Il film decide di raccontare questo contesto tragico attraverso un coinvolgimento a 360 gradi di tutte le persone che calpestano il confine verde, o per far rispettare la legge o per aiutare i rifugiati. La storia è divisa in 4 capitoli, con molti personaggi che finiscono per intrecciarsi durante lo svolgersi della vicenda.

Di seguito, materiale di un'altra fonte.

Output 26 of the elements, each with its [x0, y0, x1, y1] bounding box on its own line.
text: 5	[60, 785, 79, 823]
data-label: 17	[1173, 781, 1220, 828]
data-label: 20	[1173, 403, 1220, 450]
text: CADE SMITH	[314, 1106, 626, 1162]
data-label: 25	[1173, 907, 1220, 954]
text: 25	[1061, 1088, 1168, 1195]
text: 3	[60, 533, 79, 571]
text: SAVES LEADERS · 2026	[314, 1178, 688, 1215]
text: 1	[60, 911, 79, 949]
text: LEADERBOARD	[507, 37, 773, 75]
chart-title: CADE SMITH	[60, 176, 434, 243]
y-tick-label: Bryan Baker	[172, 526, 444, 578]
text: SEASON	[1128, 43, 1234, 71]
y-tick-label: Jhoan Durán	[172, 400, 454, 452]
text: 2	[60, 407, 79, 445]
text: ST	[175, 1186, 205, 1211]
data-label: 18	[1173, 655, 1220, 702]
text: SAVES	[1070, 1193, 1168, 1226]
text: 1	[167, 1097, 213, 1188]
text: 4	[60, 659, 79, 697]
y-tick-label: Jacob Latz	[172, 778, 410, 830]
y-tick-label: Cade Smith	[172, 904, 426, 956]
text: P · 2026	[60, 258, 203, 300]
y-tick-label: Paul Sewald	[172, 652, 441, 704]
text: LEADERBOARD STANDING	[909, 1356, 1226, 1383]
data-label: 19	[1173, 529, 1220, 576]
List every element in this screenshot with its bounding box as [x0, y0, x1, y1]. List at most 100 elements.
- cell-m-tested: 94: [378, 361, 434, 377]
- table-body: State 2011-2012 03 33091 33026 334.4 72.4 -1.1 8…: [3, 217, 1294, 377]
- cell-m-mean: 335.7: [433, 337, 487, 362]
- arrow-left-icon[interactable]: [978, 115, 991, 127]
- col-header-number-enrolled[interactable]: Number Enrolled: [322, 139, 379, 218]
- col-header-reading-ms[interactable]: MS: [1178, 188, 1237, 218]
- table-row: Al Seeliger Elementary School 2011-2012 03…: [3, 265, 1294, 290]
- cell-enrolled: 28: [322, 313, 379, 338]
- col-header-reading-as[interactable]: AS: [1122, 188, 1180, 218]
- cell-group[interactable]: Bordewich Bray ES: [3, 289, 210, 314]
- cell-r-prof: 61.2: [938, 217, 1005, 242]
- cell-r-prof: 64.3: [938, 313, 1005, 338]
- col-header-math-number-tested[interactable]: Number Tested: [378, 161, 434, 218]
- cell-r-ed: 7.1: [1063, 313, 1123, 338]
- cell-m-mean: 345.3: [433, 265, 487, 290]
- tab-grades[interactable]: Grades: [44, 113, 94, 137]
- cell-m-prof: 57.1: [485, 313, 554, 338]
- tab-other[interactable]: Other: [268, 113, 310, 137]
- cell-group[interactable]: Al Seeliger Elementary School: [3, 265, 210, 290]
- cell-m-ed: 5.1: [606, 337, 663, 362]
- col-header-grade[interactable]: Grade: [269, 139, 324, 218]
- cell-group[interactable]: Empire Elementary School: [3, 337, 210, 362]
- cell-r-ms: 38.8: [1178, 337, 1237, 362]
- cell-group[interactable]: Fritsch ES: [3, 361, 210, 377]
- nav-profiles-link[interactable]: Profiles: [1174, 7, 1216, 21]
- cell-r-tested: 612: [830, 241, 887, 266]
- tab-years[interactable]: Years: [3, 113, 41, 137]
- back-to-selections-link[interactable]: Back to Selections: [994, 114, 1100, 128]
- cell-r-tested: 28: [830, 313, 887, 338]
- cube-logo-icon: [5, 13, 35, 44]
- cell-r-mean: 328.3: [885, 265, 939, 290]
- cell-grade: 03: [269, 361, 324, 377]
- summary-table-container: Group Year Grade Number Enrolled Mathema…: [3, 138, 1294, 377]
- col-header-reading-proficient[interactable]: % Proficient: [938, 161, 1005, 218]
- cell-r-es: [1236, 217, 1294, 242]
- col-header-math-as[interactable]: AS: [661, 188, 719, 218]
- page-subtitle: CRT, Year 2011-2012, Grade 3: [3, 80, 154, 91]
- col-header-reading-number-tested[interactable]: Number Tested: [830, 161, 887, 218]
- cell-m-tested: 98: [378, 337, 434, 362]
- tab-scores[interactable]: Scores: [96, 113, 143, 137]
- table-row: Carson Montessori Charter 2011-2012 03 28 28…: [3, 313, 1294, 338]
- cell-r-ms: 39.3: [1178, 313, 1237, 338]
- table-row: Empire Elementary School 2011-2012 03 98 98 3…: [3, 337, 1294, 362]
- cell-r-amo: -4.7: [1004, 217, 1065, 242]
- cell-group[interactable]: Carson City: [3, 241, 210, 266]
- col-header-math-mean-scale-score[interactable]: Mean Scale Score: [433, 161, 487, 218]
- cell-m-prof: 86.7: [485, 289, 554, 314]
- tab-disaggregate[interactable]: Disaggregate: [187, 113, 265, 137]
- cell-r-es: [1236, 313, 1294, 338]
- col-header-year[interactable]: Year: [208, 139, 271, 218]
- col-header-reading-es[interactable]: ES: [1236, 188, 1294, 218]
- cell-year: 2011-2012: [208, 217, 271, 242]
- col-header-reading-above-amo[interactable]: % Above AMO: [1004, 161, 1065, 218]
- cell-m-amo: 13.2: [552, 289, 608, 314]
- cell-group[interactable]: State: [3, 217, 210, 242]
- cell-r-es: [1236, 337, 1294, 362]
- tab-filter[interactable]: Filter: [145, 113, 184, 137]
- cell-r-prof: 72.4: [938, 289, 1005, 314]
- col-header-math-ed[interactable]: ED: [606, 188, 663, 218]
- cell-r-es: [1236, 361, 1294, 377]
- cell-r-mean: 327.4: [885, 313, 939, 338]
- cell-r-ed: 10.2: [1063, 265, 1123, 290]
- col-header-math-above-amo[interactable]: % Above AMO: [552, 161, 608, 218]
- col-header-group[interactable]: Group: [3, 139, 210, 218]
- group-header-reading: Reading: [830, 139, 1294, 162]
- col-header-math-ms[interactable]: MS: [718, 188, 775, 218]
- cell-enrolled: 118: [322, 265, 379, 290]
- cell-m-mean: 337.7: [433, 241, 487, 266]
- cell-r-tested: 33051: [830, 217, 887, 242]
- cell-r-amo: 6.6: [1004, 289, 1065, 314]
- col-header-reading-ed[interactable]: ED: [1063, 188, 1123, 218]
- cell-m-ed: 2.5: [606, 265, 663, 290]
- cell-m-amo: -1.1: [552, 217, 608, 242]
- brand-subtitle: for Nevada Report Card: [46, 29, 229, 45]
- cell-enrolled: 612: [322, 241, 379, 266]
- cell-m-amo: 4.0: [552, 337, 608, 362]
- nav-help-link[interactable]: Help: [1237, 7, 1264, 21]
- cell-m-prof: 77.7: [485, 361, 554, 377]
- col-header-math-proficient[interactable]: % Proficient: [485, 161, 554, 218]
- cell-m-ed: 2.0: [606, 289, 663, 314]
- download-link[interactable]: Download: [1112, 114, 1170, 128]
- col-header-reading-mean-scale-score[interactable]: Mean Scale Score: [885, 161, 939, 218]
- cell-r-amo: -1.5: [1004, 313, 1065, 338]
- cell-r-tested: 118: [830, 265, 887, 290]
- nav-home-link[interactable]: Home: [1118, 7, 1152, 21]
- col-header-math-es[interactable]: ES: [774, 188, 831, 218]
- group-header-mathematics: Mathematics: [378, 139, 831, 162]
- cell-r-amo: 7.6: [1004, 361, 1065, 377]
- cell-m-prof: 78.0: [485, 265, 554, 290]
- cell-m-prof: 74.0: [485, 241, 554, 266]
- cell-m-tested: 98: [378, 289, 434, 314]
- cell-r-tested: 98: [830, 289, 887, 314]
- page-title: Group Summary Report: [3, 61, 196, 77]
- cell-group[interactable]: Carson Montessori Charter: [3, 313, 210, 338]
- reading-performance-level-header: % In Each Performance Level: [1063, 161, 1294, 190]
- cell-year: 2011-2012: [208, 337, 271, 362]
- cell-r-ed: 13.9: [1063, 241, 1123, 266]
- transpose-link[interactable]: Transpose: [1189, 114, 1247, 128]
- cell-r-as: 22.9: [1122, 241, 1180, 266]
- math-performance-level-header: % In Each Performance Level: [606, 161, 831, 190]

I protagonisti che vengono portati alla luce dello spettatore sono: una famiglia siriana in fuga dall’Isis, un soldato polacco in crisi esistenziale per le sue azioni disumane che è costretto a fare al confine, un gruppo di giovani attivisti intenti a fornire un aiuto ai migranti pur di finire loro stessi in carcere, e infine Julia, una infelice psicologa ferita dalla propria vita che sente l’impulso di aiutare i rifugiati e si unisce agli attivisti.

 

La regista Agnieszka Holland pone il focus sui drammi vissuti quotidianamente dai migranti, con scene molto forti e crude, dipingendo situazioni disumane che colpiscono coinvolgendolo direttamente lo spettatore. Un esempio è l’episodio del bambino annegato in una palude, o dei soldati che lanciano una donna incinta da un furgone su un filo spinato come se fosse un bagaglio scomodo e senza valore; simboli di un’umanità privata di ciò che la contraddistingue: l’umanità. Nei primi minuti di film si vede la ripresa a colori della foresta del confine vista dall’alto, poi la regista sceglie di utilizzare per il resto della pellicola il bianco e nero per accentuare al massimo la drammaticità.

 

Un altro scopo primario della Holland è quello di criticare le politiche di gestione dell’immigrazione dell’Unione Europea, e di sottolineare come quest’ultima sia venuta a mancare in questo territorio. In tal senso, alla fine del film vi è un breve epilogo dove viene mostrata la situazione al confine polacco-ucraino dopo lo scoppio del conflitto con la Russia nel 2022, offrendo una riflessione allo spettatore sulla gestione di entrambe le crisi. Quella di Agnieszka Holland, è una critica aperta all’UE: “L’Europa sta perdendo le proprie convinzioni, ed è preoccupata di uscire dalla sua comfort zone”.